Sum of series 2.

\(\displaystyle \;\;\sum_{n=1}^{\infty} n\left(\frac{1}{2}\right)^{n}\)

SOLUTION : We have series represantation of \(\;(1-x)^{-n}\;\) as

\(\displaystyle(1-x)^{-n}=1+n x+\frac{n(n-1)}{2 !} x^{2}+\frac{n(n-1)(n-2)}{3 !} x^{3}+\cdots\)

\(\Rightarrow\displaystyle(1-x)^{-2}=1+2 x+3 x^{2}+4 x^{3}+5 x^{4}+\ldots\)

Replace \(x\) with \(\;\displaystyle \frac{1}{2}\;\) we will get

\(\Rightarrow \displaystyle\left(1-\frac{1}{2}\right)^{-2}=1+2 . \frac{1}{2}+3 .\frac{1}{2^2}+4 . \frac{1}{2^{3}}+5 . \frac{1}{24}+\cdots\)

\(\Rightarrow \displaystyle\left(1-\frac{1}{2}\right)^{-2}=\sum_{n=1}^{\infty} n\left(\frac{1}{2}\right)^{n-1}\;\;\;\;\cdots(1)\)

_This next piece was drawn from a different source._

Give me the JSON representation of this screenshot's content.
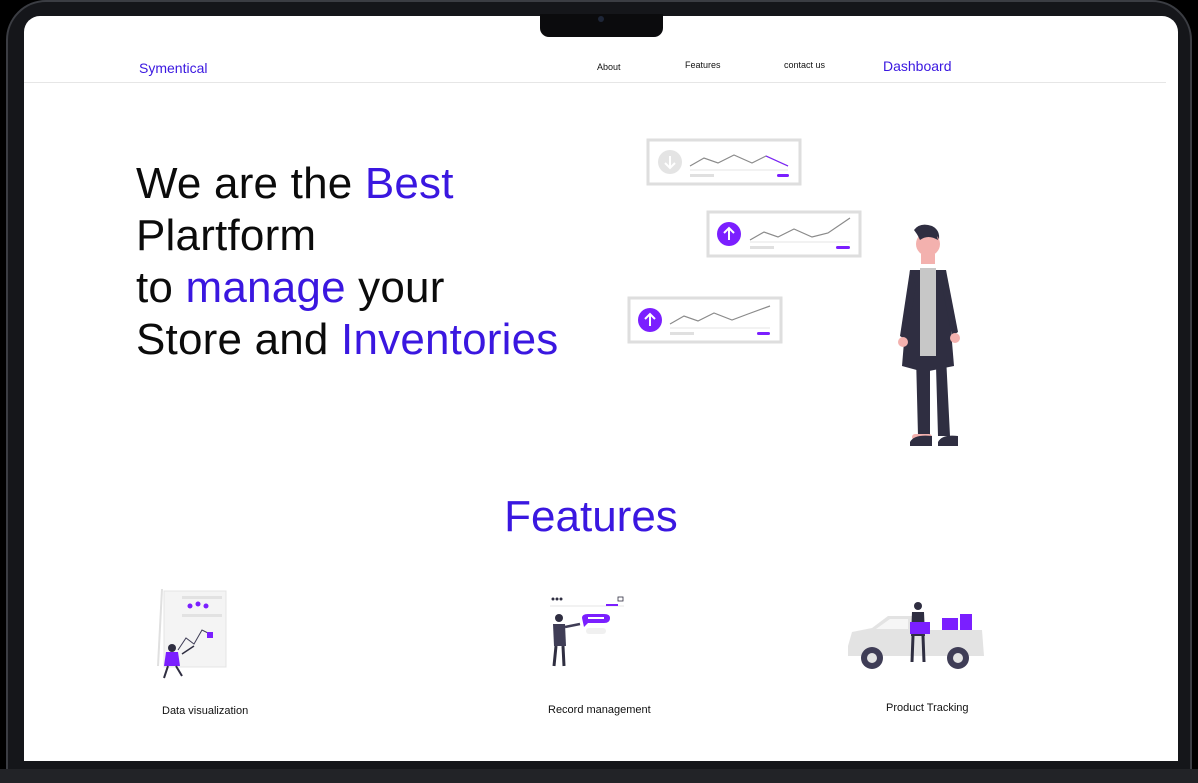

        or we can write above as

\(\displaystyle\left(1-\frac{1}{2}\right)^{-2}=2 \sum_{n=1}^{\infty} n\left(\frac{1}{2}\right)^{n} \)

Use this in \(1\)

\(\Rightarrow \displaystyle\sum_{n=1}^{\infty} n\left(\frac{1}{2}\right)^{n}=\frac{1}{2}\left(1-\frac{1}{2}\right)^{-2}\)

\(\Rightarrow \displaystyle\sum_{n=1}^{\infty} n\left(\frac{1}{2}\right)^{n}=\frac{1}{2}\left(\frac{1}{2}\right)^{-2}\)

\(\Rightarrow \displaystyle\sum_{n=1}^{\infty} n\left(\frac{1}{2}\right)^{n}= 2\)

ANSWER : 2